The construction of this neuropsychiatric hospital at the University of California Medical Center is a long step in the right direction. Not only will it place the observation and early treatment of mental cases in the best psychological environment for both patients and doctors; but it will also bring together men in medicine and psychiatry, and provide for their purposes the State's best facilities. Most important and heartening of all, there will be here further provided the means the the stimulus for the training of future medical psychiatrists who will represent the combined knowledge in the many fields which are concerned with the cause, treatment, and prevention of mental diseases.

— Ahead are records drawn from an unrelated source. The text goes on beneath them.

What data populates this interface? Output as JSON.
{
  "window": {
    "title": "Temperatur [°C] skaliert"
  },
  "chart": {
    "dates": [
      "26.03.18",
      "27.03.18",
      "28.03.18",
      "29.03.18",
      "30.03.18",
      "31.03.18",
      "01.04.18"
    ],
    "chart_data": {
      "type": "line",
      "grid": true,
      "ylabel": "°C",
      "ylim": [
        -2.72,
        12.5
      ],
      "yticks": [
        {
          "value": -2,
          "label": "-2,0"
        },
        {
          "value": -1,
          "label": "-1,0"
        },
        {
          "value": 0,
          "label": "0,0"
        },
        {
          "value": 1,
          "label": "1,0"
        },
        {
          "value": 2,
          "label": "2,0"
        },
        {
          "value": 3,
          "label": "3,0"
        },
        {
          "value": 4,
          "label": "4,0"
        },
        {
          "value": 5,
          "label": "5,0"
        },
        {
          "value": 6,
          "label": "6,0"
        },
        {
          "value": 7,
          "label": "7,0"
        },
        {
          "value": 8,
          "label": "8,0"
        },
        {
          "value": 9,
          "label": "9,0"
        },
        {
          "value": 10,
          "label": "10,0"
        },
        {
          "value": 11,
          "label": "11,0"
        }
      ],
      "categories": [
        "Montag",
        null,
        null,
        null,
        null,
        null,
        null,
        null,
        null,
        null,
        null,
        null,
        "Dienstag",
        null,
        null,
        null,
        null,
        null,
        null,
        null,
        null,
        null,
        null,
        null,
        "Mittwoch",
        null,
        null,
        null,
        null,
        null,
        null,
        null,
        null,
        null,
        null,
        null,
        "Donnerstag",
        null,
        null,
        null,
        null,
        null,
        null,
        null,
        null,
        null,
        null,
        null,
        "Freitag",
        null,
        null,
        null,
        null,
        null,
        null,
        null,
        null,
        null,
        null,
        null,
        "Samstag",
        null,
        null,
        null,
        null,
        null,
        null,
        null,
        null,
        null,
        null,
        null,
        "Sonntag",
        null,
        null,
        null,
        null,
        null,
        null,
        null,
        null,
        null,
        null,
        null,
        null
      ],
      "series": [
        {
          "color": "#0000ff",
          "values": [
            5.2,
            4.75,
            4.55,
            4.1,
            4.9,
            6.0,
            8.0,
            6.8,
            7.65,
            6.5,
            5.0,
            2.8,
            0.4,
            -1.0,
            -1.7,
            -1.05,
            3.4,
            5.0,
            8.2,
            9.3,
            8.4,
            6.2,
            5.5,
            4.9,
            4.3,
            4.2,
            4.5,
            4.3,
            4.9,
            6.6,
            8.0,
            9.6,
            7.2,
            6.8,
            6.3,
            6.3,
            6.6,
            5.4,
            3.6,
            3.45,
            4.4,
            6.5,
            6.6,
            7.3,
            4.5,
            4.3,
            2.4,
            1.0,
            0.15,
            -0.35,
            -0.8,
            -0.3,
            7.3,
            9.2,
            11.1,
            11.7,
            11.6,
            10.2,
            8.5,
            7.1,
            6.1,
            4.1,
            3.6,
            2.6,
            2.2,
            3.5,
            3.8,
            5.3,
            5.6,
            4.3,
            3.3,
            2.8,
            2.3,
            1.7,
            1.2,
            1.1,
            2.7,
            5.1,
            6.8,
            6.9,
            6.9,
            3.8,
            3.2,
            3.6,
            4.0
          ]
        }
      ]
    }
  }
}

There is yet another achievement, a public achievement, unique and valuable, which this particular cornerstone ceremony commemorates. All too frequently governmental agencies, local, state, and national, become so habituated to discharging their responsibilities each in its own groove that when new: ways are suggested, the obstacles to be overcome, psychological, political, and legal, are almost insurmountable. This is particularly true if the new ways suggested require the cooperation of two or more government agencies. The laying of this cornerstone symbolizes the overcoming of such obstacles in the State of California, It marks the reaching of an agreement between the State Department of Institutions and the University of California, whereby the future development of neuropsychiatry will be carried on jointly, without aggrandizement of either agency and for the best interests of the public welfare. That this achievement has been possible is a compliment to the present State administration. Dr. Aaron J. Rosanoff, Director of Institutions, and Governor Culbert L, Olson, in particular, and to them I express our gratitude and offer our congratulations.

I am more than justified, for all these reasons, I am sure you will heartily agree, in holding this to be truly an historic occasion, and I consider it an honor and a privilege to be present as a representative of the University of California.